At DoorDash, real time events are an important data source to gain insight into our business but building a system capable of handling billions of real time events is challenging. Events are generated from our services and user devices and need to be processed and transported to different destinations to help us make data driven decisions on the platform.
Historically, DoorDash has a few data pipelines that get data from our legacy monolithic web application and ingest the data into Snowflake. These pipelines incurred high data latency, significant cost and operational overhead. Two years ago, we started the journey of creating a real time event processing system named Iguazu to replace the legacy data pipelines and address the following event processing needs we anticipated as the data volume grows with the business:
- Data ingest from heterogeneous data sources including mobile and web
- Easily accessible by streaming data consumers with higher abstractions
- High data quality with end to end schema enforcement
- Scalable, fault tolerant and easy to operate for a small team
To meet those objectives, we decided to create a new event processing system with a strategy to leverage open source frameworks which can be customized and better integrated with DoorDash’s infrastructure. Stream processing platforms like Apache Kafka and Apache Flink have matured in the past few years and become easy to adopt. By leveraging those excellent building blocks, applying best engineering practices and a platform mindset, we built the system from ground up and scaled it to process hundreds of billions of events per day with 99.99% delivery rate and only minutes of latency to Snowflake and other OLAP data warehouses.
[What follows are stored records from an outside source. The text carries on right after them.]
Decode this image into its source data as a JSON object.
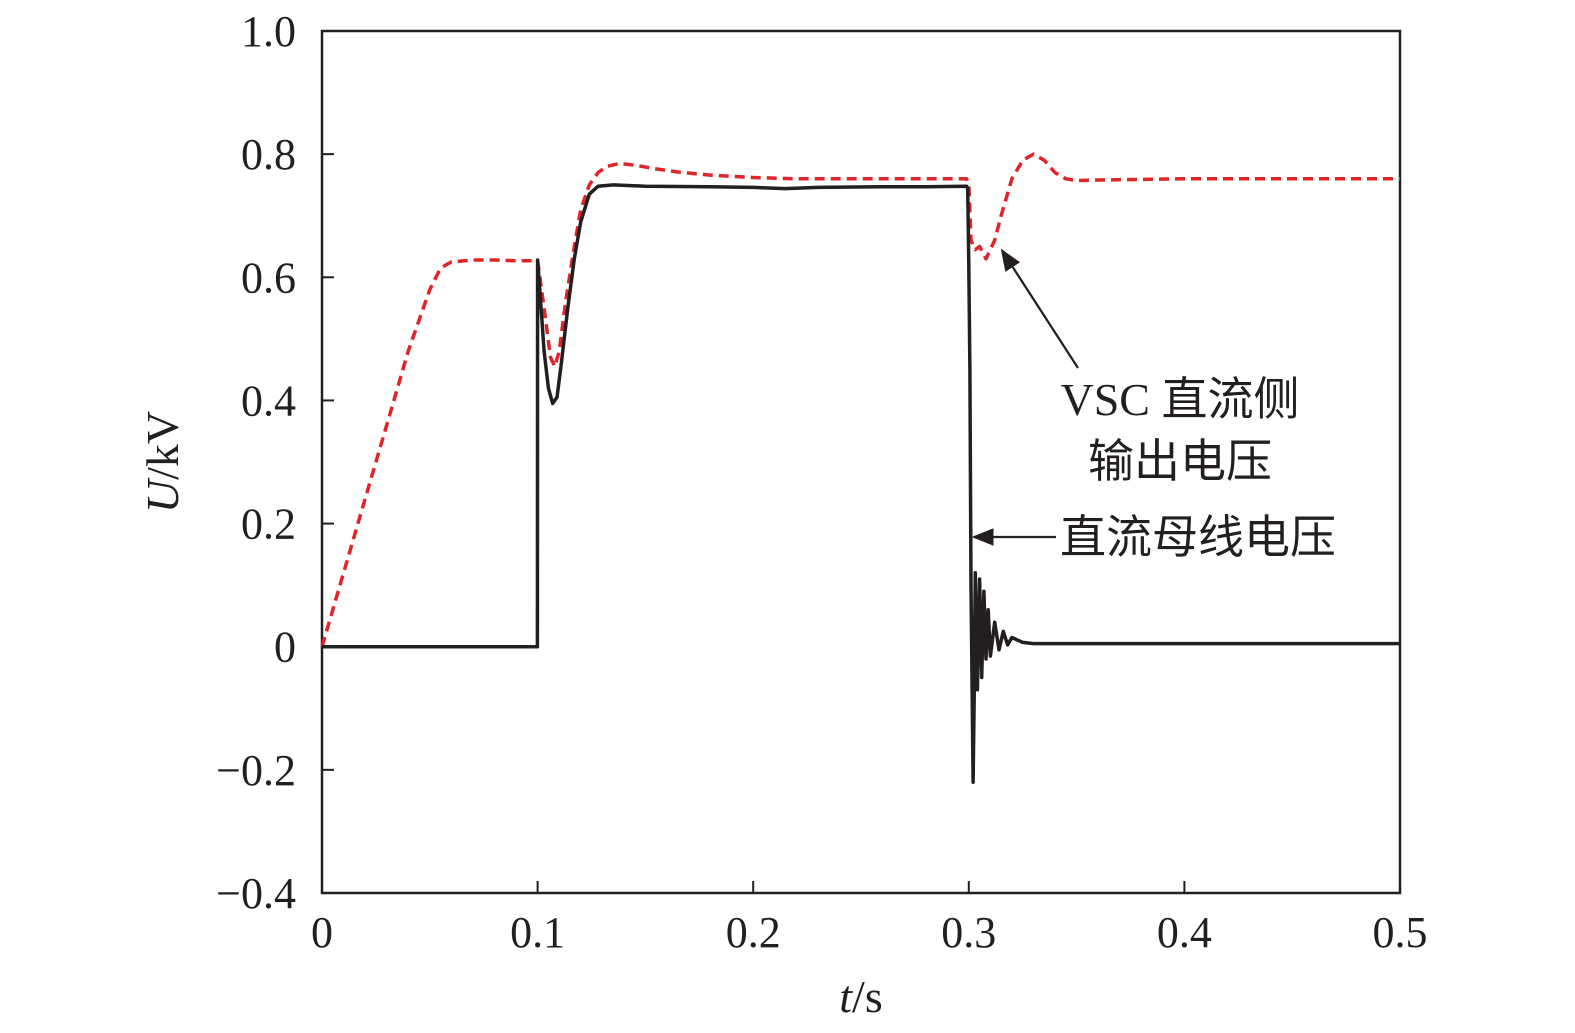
{
  "chart_data": {
    "type": "line",
    "title": "",
    "xlabel_var": "t",
    "xlabel_unit": "/s",
    "ylabel_var": "U",
    "ylabel_unit": "/kV",
    "xlim": [
      0,
      0.5
    ],
    "ylim": [
      -0.4,
      1.0
    ],
    "x_ticks": [
      0,
      0.1,
      0.2,
      0.3,
      0.4,
      0.5
    ],
    "x_tick_labels": [
      "0",
      "0.1",
      "0.2",
      "0.3",
      "0.4",
      "0.5"
    ],
    "y_ticks": [
      -0.4,
      -0.2,
      0,
      0.2,
      0.4,
      0.6,
      0.8,
      1.0
    ],
    "y_tick_labels": [
      "−0.4",
      "−0.2",
      "0",
      "0.2",
      "0.4",
      "0.6",
      "0.8",
      "1.0"
    ],
    "grid": false,
    "series": [
      {
        "name": "VSC 直流侧输出电压",
        "color": "#e02428",
        "style": "dashed",
        "points": [
          [
            0,
            0
          ],
          [
            0.01,
            0.12
          ],
          [
            0.02,
            0.24
          ],
          [
            0.03,
            0.36
          ],
          [
            0.04,
            0.48
          ],
          [
            0.05,
            0.58
          ],
          [
            0.055,
            0.615
          ],
          [
            0.06,
            0.625
          ],
          [
            0.07,
            0.628
          ],
          [
            0.08,
            0.628
          ],
          [
            0.09,
            0.627
          ],
          [
            0.1,
            0.627
          ],
          [
            0.103,
            0.55
          ],
          [
            0.106,
            0.47
          ],
          [
            0.108,
            0.455
          ],
          [
            0.11,
            0.48
          ],
          [
            0.113,
            0.56
          ],
          [
            0.117,
            0.65
          ],
          [
            0.12,
            0.71
          ],
          [
            0.124,
            0.75
          ],
          [
            0.128,
            0.77
          ],
          [
            0.132,
            0.78
          ],
          [
            0.138,
            0.785
          ],
          [
            0.145,
            0.782
          ],
          [
            0.155,
            0.776
          ],
          [
            0.165,
            0.771
          ],
          [
            0.18,
            0.766
          ],
          [
            0.2,
            0.762
          ],
          [
            0.22,
            0.76
          ],
          [
            0.25,
            0.76
          ],
          [
            0.27,
            0.76
          ],
          [
            0.29,
            0.76
          ],
          [
            0.299,
            0.76
          ],
          [
            0.3,
            0.75
          ],
          [
            0.301,
            0.66
          ],
          [
            0.303,
            0.645
          ],
          [
            0.305,
            0.65
          ],
          [
            0.308,
            0.63
          ],
          [
            0.312,
            0.66
          ],
          [
            0.315,
            0.7
          ],
          [
            0.32,
            0.76
          ],
          [
            0.325,
            0.79
          ],
          [
            0.33,
            0.8
          ],
          [
            0.335,
            0.79
          ],
          [
            0.34,
            0.77
          ],
          [
            0.345,
            0.76
          ],
          [
            0.35,
            0.757
          ],
          [
            0.36,
            0.758
          ],
          [
            0.38,
            0.759
          ],
          [
            0.4,
            0.76
          ],
          [
            0.45,
            0.76
          ],
          [
            0.5,
            0.76
          ]
        ]
      },
      {
        "name": "直流母线电压",
        "color": "#231f20",
        "style": "solid",
        "points": [
          [
            0,
            0
          ],
          [
            0.0999,
            0
          ],
          [
            0.1,
            0.628
          ],
          [
            0.101,
            0.58
          ],
          [
            0.103,
            0.48
          ],
          [
            0.105,
            0.42
          ],
          [
            0.107,
            0.395
          ],
          [
            0.109,
            0.405
          ],
          [
            0.111,
            0.46
          ],
          [
            0.114,
            0.55
          ],
          [
            0.117,
            0.63
          ],
          [
            0.12,
            0.69
          ],
          [
            0.124,
            0.735
          ],
          [
            0.128,
            0.748
          ],
          [
            0.135,
            0.75
          ],
          [
            0.15,
            0.748
          ],
          [
            0.18,
            0.747
          ],
          [
            0.2,
            0.746
          ],
          [
            0.215,
            0.744
          ],
          [
            0.23,
            0.746
          ],
          [
            0.26,
            0.747
          ],
          [
            0.28,
            0.747
          ],
          [
            0.299,
            0.748
          ],
          [
            0.2995,
            0.745
          ],
          [
            0.3,
            0.62
          ],
          [
            0.3005,
            0.45
          ],
          [
            0.301,
            0.1
          ],
          [
            0.3015,
            -0.05
          ],
          [
            0.302,
            -0.22
          ],
          [
            0.3025,
            -0.08
          ],
          [
            0.303,
            0.12
          ],
          [
            0.304,
            -0.07
          ],
          [
            0.305,
            0.11
          ],
          [
            0.306,
            -0.05
          ],
          [
            0.307,
            0.09
          ],
          [
            0.308,
            -0.02
          ],
          [
            0.309,
            0.06
          ],
          [
            0.31,
            -0.015
          ],
          [
            0.312,
            0.04
          ],
          [
            0.314,
            -0.005
          ],
          [
            0.316,
            0.025
          ],
          [
            0.318,
            0.003
          ],
          [
            0.32,
            0.015
          ],
          [
            0.325,
            0.007
          ],
          [
            0.33,
            0.005
          ],
          [
            0.35,
            0.005
          ],
          [
            0.4,
            0.005
          ],
          [
            0.45,
            0.005
          ],
          [
            0.5,
            0.005
          ]
        ]
      }
    ],
    "annotations": [
      {
        "lines": [
          "VSC 直流侧",
          "输出电压"
        ],
        "target": [
          0.314,
          0.65
        ]
      },
      {
        "lines": [
          "直流母线电压"
        ],
        "target": [
          0.3005,
          0.17
        ]
      }
    ]
  }
}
The talk will discuss in detail the design of the system including major components of event producing, event processing with Flink and streaming SQL, event format and schema validation, Snowflake integration, and self-serve platform. It will also showcase how we have adapted and customized open source frameworks to address our needs, and solved some of the challenges including schema update and service/resource orchestration in an infrastructure-as-code environment.
Speaker
Allen Wang
Software Engineer @DoorDash
Allen Wang is currently a tech lead at data platform at DoorDash. He is the architect for the Iguazu event processing system and a founding member of the real time streaming platform team.
Prior to joining DoorDash, he was a lead in the real time data infrastructure team at Netflix where he created the Kafka infrastructure for Netflix’s Keystone data pipeline and was a main contributor to shape the Kafka ecosystem at Netflix.
He is a contributor to Apache Kafka and NetflixOSS, and a two-time QCon speaker.